The results of the comparison experiment show that the performance of the improved TSED-CNN model outperforms that of other mainstream models in terms of accuracy, precision, recall, and F1-score. Compared to the TDNN network, the accuracy improves significantly by 2.202%. In comparison with Res2Net and CAM++, the improved TSED-CNN achieves the highest accuracy while maintaining a comparable number of parameters, with improvements of 1.776% and 0.852%, respectively. Along with high accuracy, the improved network incorporates efficient attention modules to ensure the robustness of the model, making it more suitable for sound event detection in complex traffic environments with noise.

5. Conclusions

This work proposes a traffic sound event detection model, TSED-CNN, which is based on the PANNs-CNN10. The issues of insufficient robustness to traffic noise and limited classification categories are addressed by the model, and the recognition accuracy of traffic sound event detection is improved. The research results are as follows:

(1) Based on the PANNs-CNN network, the proposed TSED-CNN model incorporates a multi-scale convolution block in the intermediate layers, integrates a channel attention module, and employs residual connections. These modifications enable the network to effectively capture features at different scales while maintaining direct information flow from low-level to high-level layers. The addition of hybrid multi-scale and Shuffle Attention modules further enhances the model’s ability to focus on crucial features. As a result, the TSED-CNN model demonstrates significant improvements in performance compared to the baseline model.
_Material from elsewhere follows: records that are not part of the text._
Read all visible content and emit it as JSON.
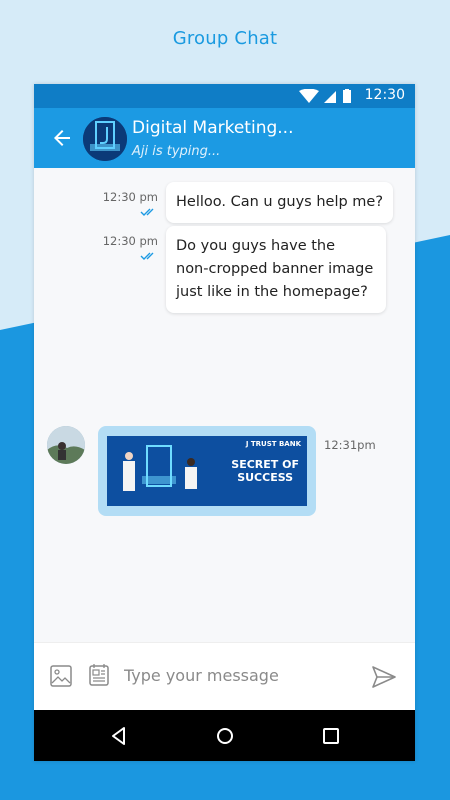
{
  "page_heading": "Group Chat",
  "status_bar": {
    "time": "12:30"
  },
  "header": {
    "title": "Digital Marketing...",
    "subtitle": "Aji is typing..."
  },
  "messages": [
    {
      "time": "12:30 pm",
      "text": "Helloo. Can u guys help me?"
    },
    {
      "time": "12:30 pm",
      "lines": [
        "Do you guys have the",
        "non-cropped banner image",
        "just like in the homepage?"
      ]
    },
    {
      "time": "12:31pm",
      "banner": {
        "brand": "J TRUST BANK",
        "headline": [
          "SECRET OF",
          "SUCCESS"
        ]
      }
    }
  ],
  "composer": {
    "placeholder": "Type your message"
  },
  "colors": {
    "app_bar": "#1c9ae3",
    "status_bar": "#0f7dc6",
    "accent": "#1a9ae0"
  }
}
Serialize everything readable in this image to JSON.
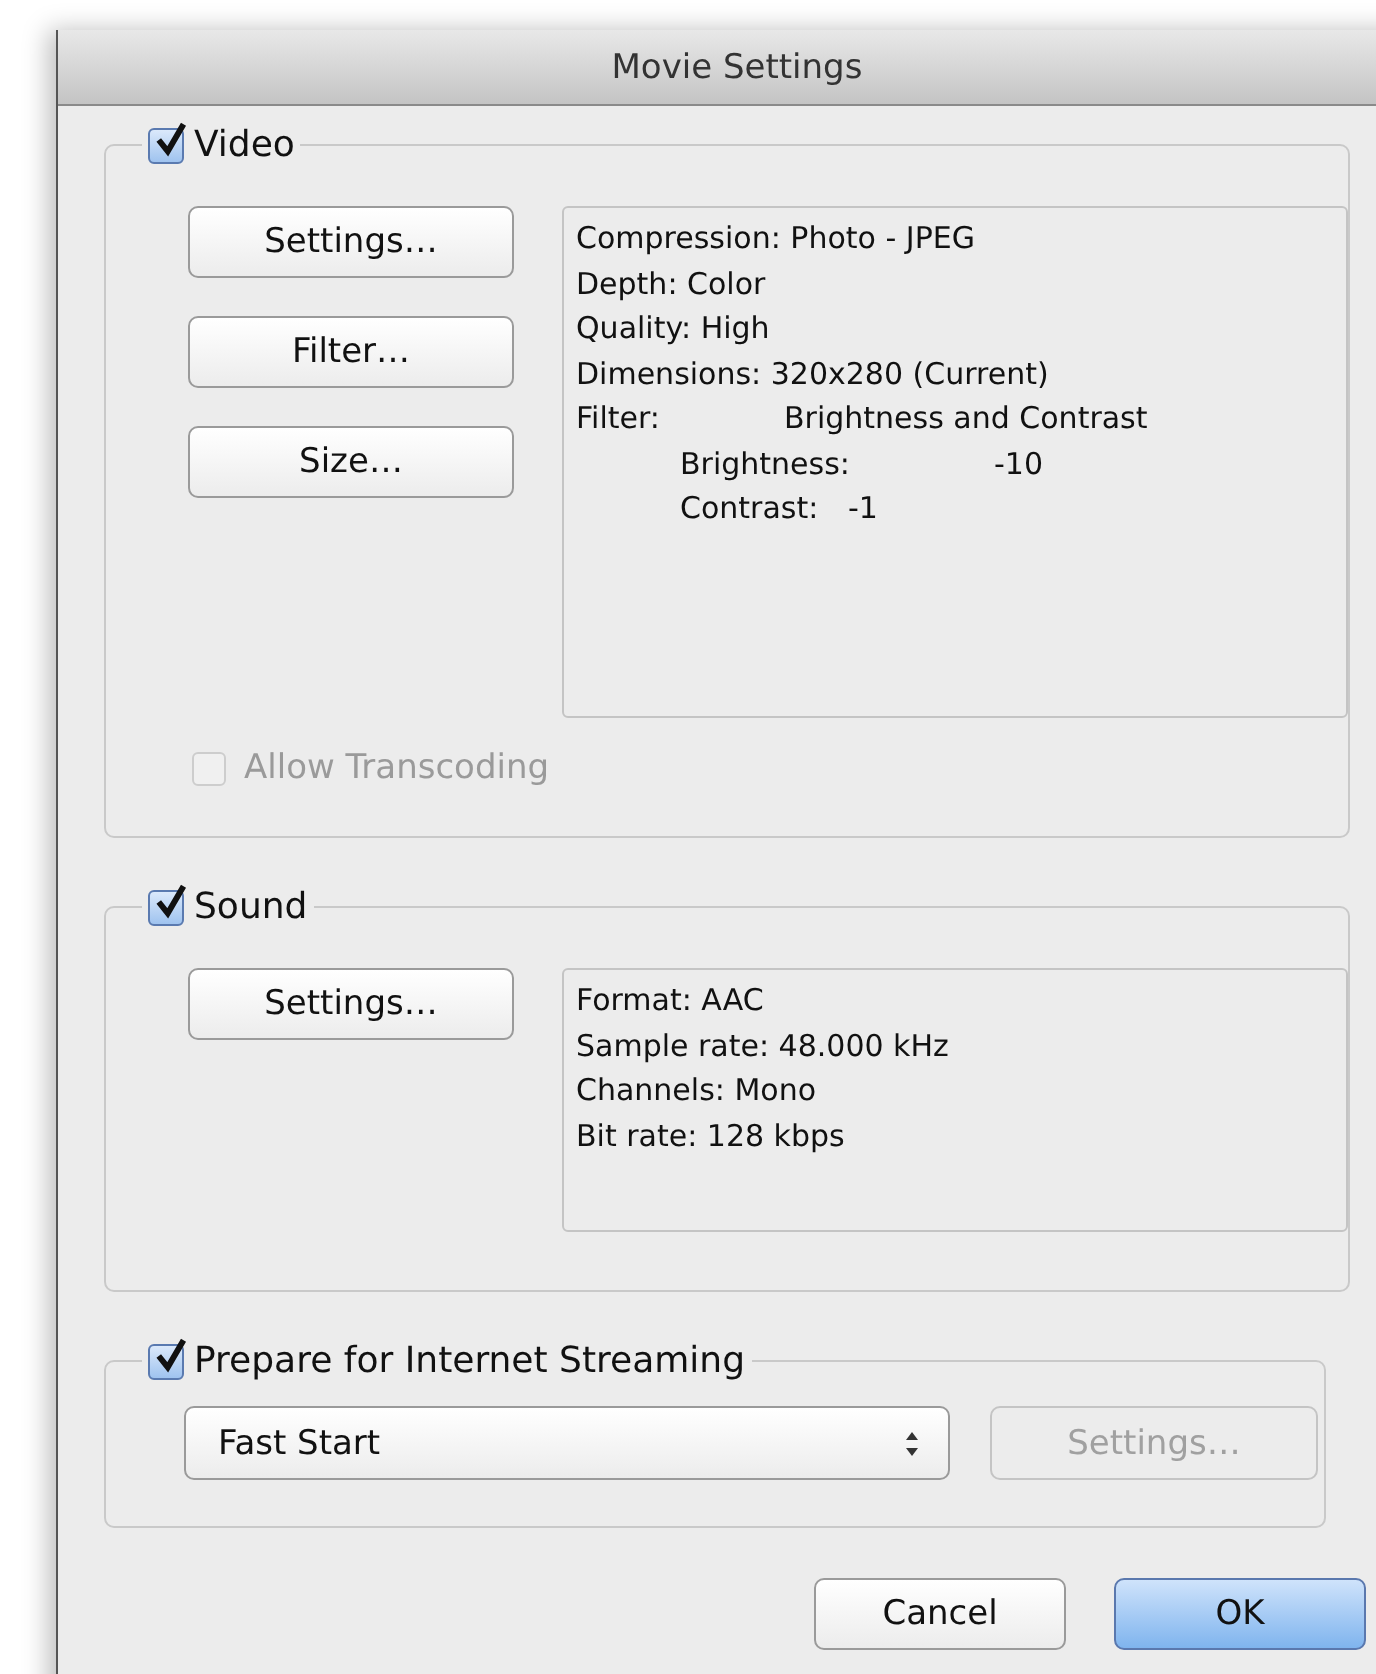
{
  "window": {
    "title": "Movie Settings"
  },
  "video": {
    "label": "Video",
    "checked": true,
    "buttons": [
      {
        "label": "Settings…",
        "disabled": false
      },
      {
        "label": "Filter…",
        "disabled": false
      },
      {
        "label": "Size…",
        "disabled": false
      }
    ],
    "info": [
      "Compression: Photo - JPEG",
      "Depth: Color",
      "Quality: High",
      "Dimensions: 320x280 (Current)"
    ],
    "filter": {
      "label": "Filter:",
      "value": "Brightness and Contrast",
      "children": [
        {
          "label": "Brightness:",
          "value": "-10"
        },
        {
          "label": "Contrast:",
          "value": "-1"
        }
      ]
    },
    "transcoding": {
      "label": "Allow Transcoding",
      "checked": false,
      "disabled": true
    }
  },
  "sound": {
    "label": "Sound",
    "checked": true,
    "buttons": [
      {
        "label": "Settings…",
        "disabled": false
      }
    ],
    "info": [
      "Format: AAC",
      "Sample rate: 48.000 kHz",
      "Channels: Mono",
      "Bit rate: 128 kbps"
    ]
  },
  "streaming": {
    "label": "Prepare for Internet Streaming",
    "checked": true,
    "select": {
      "value": "Fast Start"
    },
    "settings_button": {
      "label": "Settings…",
      "disabled": true
    }
  },
  "buttons": [
    {
      "label": "Cancel",
      "default": false
    },
    {
      "label": "OK",
      "default": true
    }
  ]
}
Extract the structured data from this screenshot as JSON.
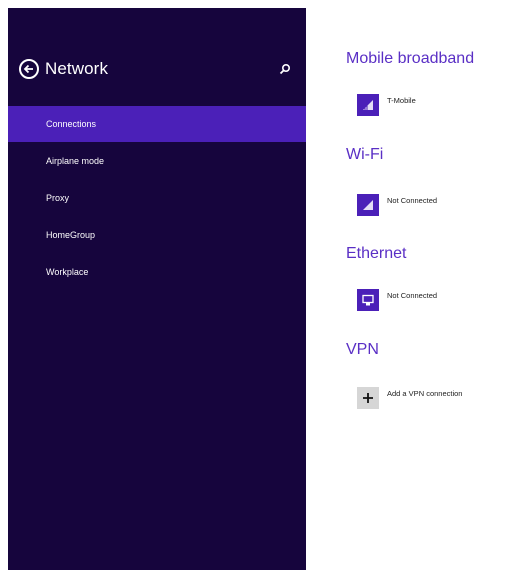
{
  "header": {
    "title": "Network"
  },
  "icons": {
    "back": "back-arrow-icon",
    "search": "search-icon"
  },
  "sidebar": {
    "items": [
      {
        "label": "Connections",
        "active": true
      },
      {
        "label": "Airplane mode",
        "active": false
      },
      {
        "label": "Proxy",
        "active": false
      },
      {
        "label": "HomeGroup",
        "active": false
      },
      {
        "label": "Workplace",
        "active": false
      }
    ]
  },
  "main": {
    "mobile_broadband": {
      "title": "Mobile broadband",
      "items": [
        {
          "label": "T-Mobile",
          "icon": "signal-bars-icon"
        }
      ]
    },
    "wifi": {
      "title": "Wi-Fi",
      "items": [
        {
          "label": "Not Connected",
          "icon": "wifi-signal-icon"
        }
      ]
    },
    "ethernet": {
      "title": "Ethernet",
      "items": [
        {
          "label": "Not Connected",
          "icon": "ethernet-icon"
        }
      ]
    },
    "vpn": {
      "title": "VPN",
      "items": [
        {
          "label": "Add a VPN connection",
          "icon": "plus-icon"
        }
      ]
    }
  },
  "colors": {
    "sidebar_bg": "#16053d",
    "accent": "#4b20b8",
    "section_title": "#5a2fc5"
  }
}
(2) Comparative experiments with widely used models in sound event detection, including Res2Net, CAM++, TDNN, and EcapaTDNN, show that the TSED-CNN model consistently outperforms these models across all evaluation metrics. This highlights the superiority of TSED-CNN in traffic sound event detection.

(3) The TSED-CNN model is demonstrated to achieve not only high accuracy and precision but also robust performance under various traffic noise conditions. This indicates its strong potential for real-world applications, such as intelligent transportation systems and urban noise monitoring. Furthermore, the relatively small increase in the number of parameters is noted, which suggests that the model successfully balances performance and computational efficiency.